Presidente da Junta de Arcozelo demite-se após arranque de central de betuminoso

O presidente da Junta de Freguesia de Arcozelo, em Ponte de Lima, disse hoje ter apresentado a demissão na sequência do início de produção de uma central de betuminoso, considerando que irá “transformar a freguesia no caixote do lixo industrial do concelho”.

António Fiúza, eleito em 2017 pela lista independente “Ponte de Lima Minha Terra”, acrescentou ter comunicado “a decisão à presidente da Assembleia de Freguesia que terá de convocar uma sessão para dar posse ao novo presidente, o segundo da lista, Acácio Fernandes, atual secretário” daquela autarquia do concelho de Ponte de Lima, no distrito de Viana do Castelo.

O autarca, demissionário desde sábado, justificou a decisão com “a entrada em funcionamento, este mês, da central de betuminoso” no polo industrial da freguesia.

António Fiúza sublinhou ter “cumprido o que prometeu no dia da tomada de posse, em dezembro de 2017”.

“Quando assumi as funções de presidente da Junta de Arcozelo prometi que abandonaria o cargo no dia em que a central de betuminoso iniciasse a sua produção, e foi o que fiz”, referiu, garantindo que “assegurará a gestão da freguesia até à tomada de posse do novo presidente da Junta.

António Fiúza é “frontalmente contra a localização” daquela unidade, por considerar que “não representa nenhuma mais-valia, antes pelo contrário, vai afastar possíveis investidores daquele polo industrial, o melhor de Ponte de Lima, e por não criar postos de trabalho na freguesia”.

“Os seis a sete postos de trabalho criados são ocupados por pessoas que não são de Arcozelo.
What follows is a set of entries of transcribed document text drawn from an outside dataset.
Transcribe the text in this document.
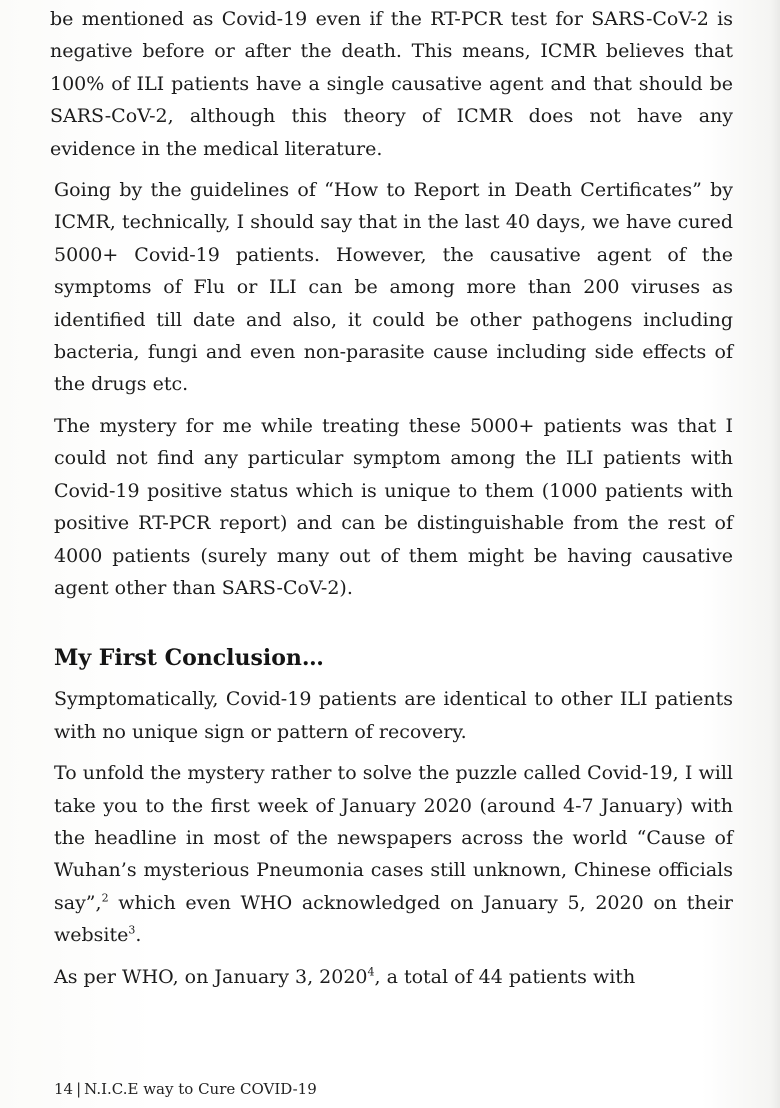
be mentioned as Covid-19 even if the RT-PCR test for SARS-CoV-2 is negative before or after the death. This means, ICMR believes that 100% of ILI patients have a single causative agent and that should be SARS-CoV-2, although this theory of ICMR does not have any evidence in the medical literature.

Going by the guidelines of “How to Report in Death Certificates” by ICMR, technically, I should say that in the last 40 days, we have cured 5000+ Covid-19 patients. However, the causative agent of the symptoms of Flu or ILI can be among more than 200 viruses as identified till date and also, it could be other pathogens including bacteria, fungi and even non-parasite cause including side effects of the drugs etc.

The mystery for me while treating these 5000+ patients was that I could not find any particular symptom among the ILI patients with Covid-19 positive status which is unique to them (1000 patients with positive RT-PCR report) and can be distinguishable from the rest of 4000 patients (surely many out of them might be having causative agent other than SARS-CoV-2).

My First Conclusion…

Symptomatically, Covid-19 patients are identical to other ILI patients with no unique sign or pattern of recovery.

To unfold the mystery rather to solve the puzzle called Covid-19, I will take you to the first week of January 2020 (around 4-7 January) with the headline in most of the newspapers across the world “Cause of Wuhan’s mysterious Pneumonia cases still unknown, Chinese officials say”,$^2$ which even WHO acknowledged on January 5, 2020 on their website$^3$.

As per WHO, on January 3, 2020$^4$, a total of 44 patients with

14 | N.I.C.E way to Cure COVID-19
Depois, além dos riscos ambientais e para a saúde pública, [a unidade] vai afastar outros grandes investidores que não vão querer instalar as suas unidades junto a uma central de betuminoso”, sustentou. 

Contactada pela agência Lusa, fonte da Câmara de Ponte de Lima apenas esclareceu que “a unidade tem licença de utilização”.

Em novembro de 2016, a Câmara de Ponte de Lima participou ao tribunal a desobediência ao embargo de obra decretado pela autarquia a uma empresa que iniciou a construção da central de betuminoso sem licenciamento.

Na altura, o município especificou que “o embargo das obras, que obrigou à suspensão imediata dos trabalhos de construção, foi decretado em outubro [de 2016] após uma fiscalização dos serviços camarários no local previsto para a instalação da central”.

A unidade é contestada pela população da aldeia de Arcozelo que, através da Associação Cívica Verde Maiúsculo, em dezembro de 2017 viu o Tribunal Administrativo e Fiscal de Braga (TAFB) deferir uma providência cautelar que determinou a “imediata suspensão” dos trabalhos de construção da central de betuminoso.

Em 2018, a associação acusou a autarquia liderada por Victor Mendes (CDS) de “ter proposto a aprovação, pela assembleia municipal, de uma alteração ao plano de urbanização que permitiu a instalação da central de betuminoso”.

Na altura, em comunicado, a empresa adiantou que a central “vai produzir cerca de 120 toneladas de betuminoso por dia, o que corresponderá, em termos de movimentação de veículos pesados para transporte da matéria-prima e do produto final, a cerca de 10 camiões por dia a passar pelas vias centrais da aldeia”.

“Se considerarmos um turno de trabalho de oito horas, estamos a falar de 80 camiões, e se forem dois turnos, são 160 camiões. É uma brutalidade para uma zona rural”, referiu, alertando que a fábrica vai ficar situada “no coração da freguesia, junto a casas e a um centro comunitário, com creche e lar de idosos”.